Designed to be deployed on Red Hat Enterprise Linux and Red Hat OpenShift, an application development and deployment platform based on Kubernetes, the Red Hat AI Inference Server is designed to be deployable on multiple classes of graphics processor units running either in a public cloud or on-premises IT environments.
The vLLM project provides IT organizations with an alternative to CUDA, the framework developed by NVIDIA for deploying AI applications on its processors, says Brian Stevens, senior vice president and AI chief technology officer for Red Hat. The llm-d project takes that a step further by making it possible to distribute those workloads across multiple Kubernetes clusters, he adds. “Kubernetes is increasingly becoming the orchestration framework for LLM serving,” says Stevens.

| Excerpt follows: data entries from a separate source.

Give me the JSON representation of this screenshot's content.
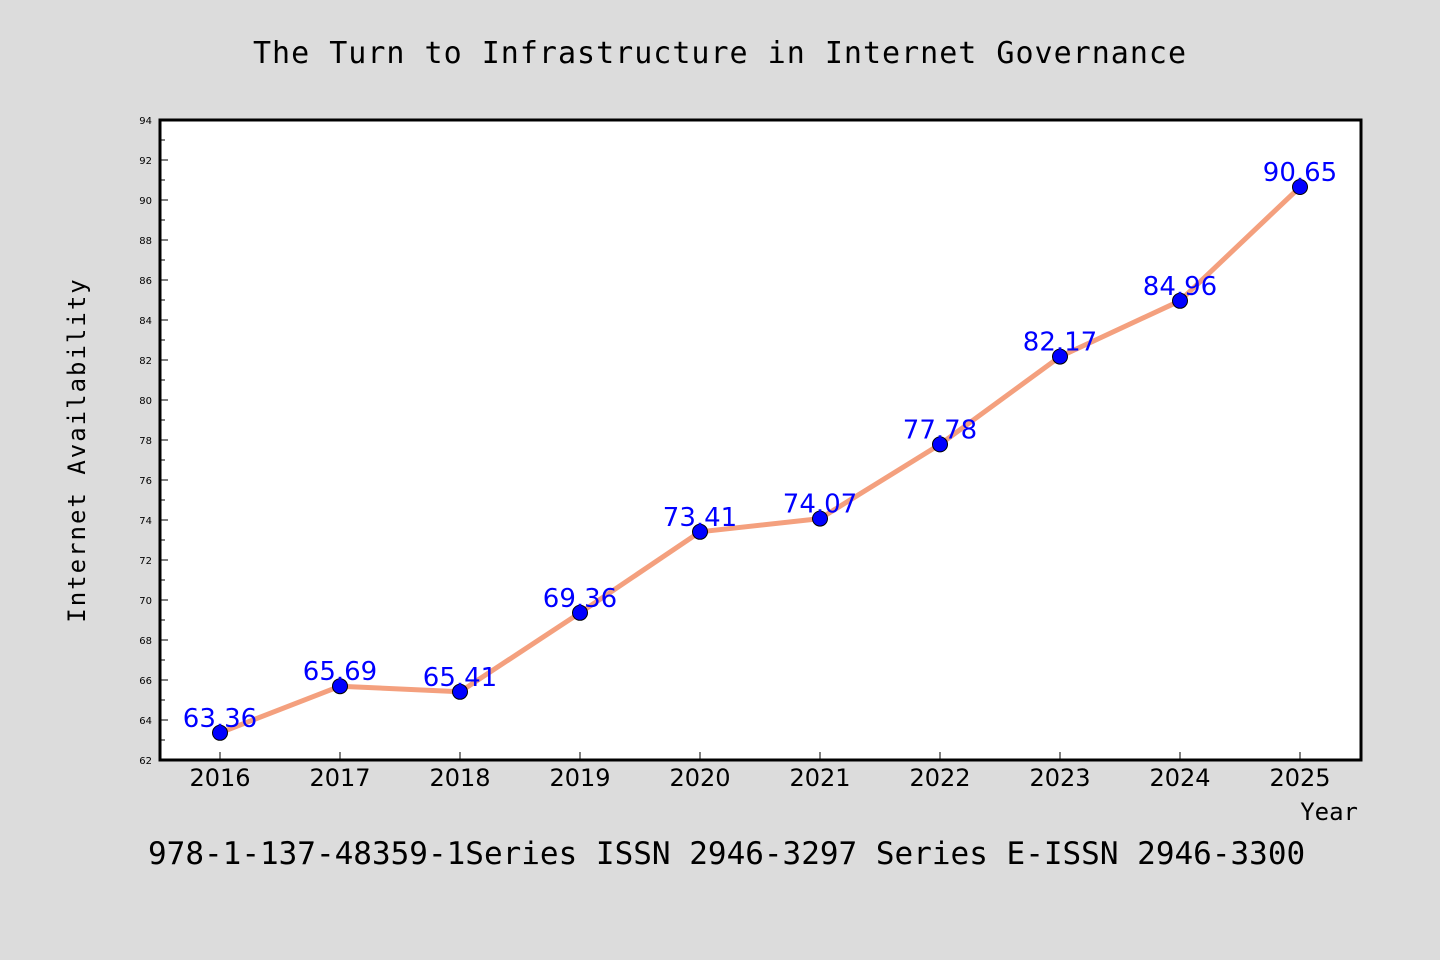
{
  "chart_data": {
    "type": "line",
    "title": "The Turn to Infrastructure in Internet Governance",
    "xlabel": "Year",
    "ylabel": "Internet Availability",
    "categories": [
      "2016",
      "2017",
      "2018",
      "2019",
      "2020",
      "2021",
      "2022",
      "2023",
      "2024",
      "2025"
    ],
    "series": [
      {
        "values": [
          63.36,
          65.69,
          65.41,
          69.36,
          73.41,
          74.07,
          77.78,
          82.17,
          84.96,
          90.65
        ],
        "data_labels": [
          "63.36",
          "65.69",
          "65.41",
          "69.36",
          "73.41",
          "74.07",
          "77.78",
          "82.17",
          "84.96",
          "90.65"
        ],
        "line_color": "#f4a07e",
        "marker_color": "#0000ff"
      }
    ],
    "ylim": [
      62,
      94
    ],
    "yticks": [
      "62",
      "64",
      "66",
      "68",
      "70",
      "72",
      "74",
      "76",
      "78",
      "80",
      "82",
      "84",
      "86",
      "88",
      "90",
      "92",
      "94"
    ],
    "grid": false,
    "legend": false
  },
  "footer": "978-1-137-48359-1Series ISSN 2946-3297 Series E-ISSN 2946-3300",
  "colors": {
    "background": "#dcdcdc",
    "plot_background": "#ffffff",
    "line": "#f4a07e",
    "marker": "#0000ff",
    "data_label": "#0000ff"
  }
}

In addition, Red Hat is also adding support for the Model Context Protocol (MCP) developed by Anthropic to integrate multiple LLMs and AI workloads
Red Hat AI Inference Server also provides access to LLM compression tools to reduce the size of both foundational and fine-tuned AI models. Additionally, Red Hat is curating a set of validated and optimized models in a repository hosted on the Hugging Face cloud service.
Finally, Red Hat is working with its parent company, IBM, to make InstructLab, a set of tools for fine-tuning AI models to run more efficiently, as a cloud service.

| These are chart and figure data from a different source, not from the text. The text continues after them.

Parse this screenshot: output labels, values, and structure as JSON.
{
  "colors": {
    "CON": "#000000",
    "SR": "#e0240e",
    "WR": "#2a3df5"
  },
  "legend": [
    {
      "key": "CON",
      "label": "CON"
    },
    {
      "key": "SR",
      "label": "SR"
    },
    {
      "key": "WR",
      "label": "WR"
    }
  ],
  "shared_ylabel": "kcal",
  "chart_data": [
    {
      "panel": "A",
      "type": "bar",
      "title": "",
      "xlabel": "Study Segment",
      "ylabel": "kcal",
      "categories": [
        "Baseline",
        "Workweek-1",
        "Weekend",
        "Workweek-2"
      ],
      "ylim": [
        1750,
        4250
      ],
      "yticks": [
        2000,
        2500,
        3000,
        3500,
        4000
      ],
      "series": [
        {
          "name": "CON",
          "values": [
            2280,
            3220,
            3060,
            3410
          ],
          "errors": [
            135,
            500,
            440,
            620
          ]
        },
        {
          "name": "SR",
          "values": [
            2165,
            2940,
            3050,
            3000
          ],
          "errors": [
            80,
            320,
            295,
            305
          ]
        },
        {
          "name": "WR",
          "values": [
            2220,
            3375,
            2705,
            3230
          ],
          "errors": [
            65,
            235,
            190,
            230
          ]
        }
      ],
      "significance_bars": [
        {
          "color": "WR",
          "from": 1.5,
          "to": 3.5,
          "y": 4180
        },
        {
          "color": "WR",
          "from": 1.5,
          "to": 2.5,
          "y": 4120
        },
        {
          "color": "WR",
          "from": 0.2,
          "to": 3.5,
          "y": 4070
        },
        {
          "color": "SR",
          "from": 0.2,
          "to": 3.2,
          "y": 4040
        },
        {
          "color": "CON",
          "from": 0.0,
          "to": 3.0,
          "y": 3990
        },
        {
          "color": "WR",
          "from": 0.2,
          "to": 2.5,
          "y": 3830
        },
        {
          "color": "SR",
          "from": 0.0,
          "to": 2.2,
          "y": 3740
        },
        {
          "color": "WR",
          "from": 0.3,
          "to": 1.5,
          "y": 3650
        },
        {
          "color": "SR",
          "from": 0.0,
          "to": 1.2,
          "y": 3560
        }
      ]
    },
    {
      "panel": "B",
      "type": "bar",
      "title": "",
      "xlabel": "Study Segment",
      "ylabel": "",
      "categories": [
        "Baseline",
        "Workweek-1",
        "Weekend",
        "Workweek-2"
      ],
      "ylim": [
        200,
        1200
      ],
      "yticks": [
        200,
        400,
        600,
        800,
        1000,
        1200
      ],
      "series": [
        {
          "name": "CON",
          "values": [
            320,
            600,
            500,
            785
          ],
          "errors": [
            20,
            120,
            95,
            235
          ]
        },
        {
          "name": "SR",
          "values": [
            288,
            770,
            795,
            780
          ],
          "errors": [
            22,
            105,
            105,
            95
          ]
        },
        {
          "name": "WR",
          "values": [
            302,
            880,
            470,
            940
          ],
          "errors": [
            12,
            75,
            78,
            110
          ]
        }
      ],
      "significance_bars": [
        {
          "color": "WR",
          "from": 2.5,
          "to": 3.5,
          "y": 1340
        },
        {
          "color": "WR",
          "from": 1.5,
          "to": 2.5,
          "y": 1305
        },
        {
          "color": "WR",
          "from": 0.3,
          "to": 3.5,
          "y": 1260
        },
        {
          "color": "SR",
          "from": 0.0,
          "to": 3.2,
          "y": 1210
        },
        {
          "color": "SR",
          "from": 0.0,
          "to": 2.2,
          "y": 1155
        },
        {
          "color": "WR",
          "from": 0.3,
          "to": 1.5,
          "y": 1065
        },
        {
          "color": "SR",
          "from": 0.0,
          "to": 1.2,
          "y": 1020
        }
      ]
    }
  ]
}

While most AI applications continue to run on GPUs from NVIDIA, a growing number are starting to be deployed on GPUs and CPUs provided by AMD and Intel. Organizations that adopt the vLLM platform will be able to more flexibly build and deploy AI models as additional advances are made by NVIDIA, Intel and now AMD, notes Stevens.
It’s not clear which teams within organizations are deploying inference servers. In some cases, data science teams have their own engineers who manage AI infrastructure. In other organizations, however, AI platforms are managed by a centralized IT team alongside traditional servers and storage systems.
Regardless of approach, Red Hat is making a case for an approach that makes it possible to mix and match processors, platforms and models as organizations best see fit. The challenge, of course, is that many existing AI workloads already make extensive use of CUDA. Refactoring those applications to run on an inference server based on vLLM will require a significant amount of skills and expertise that may be difficult to find. However, there is little doubt that as AI workloads continue to evolve, the need to be able to deploy them anywhere may require organizations to revisit the software stacks being used to build and deploy their AI applications.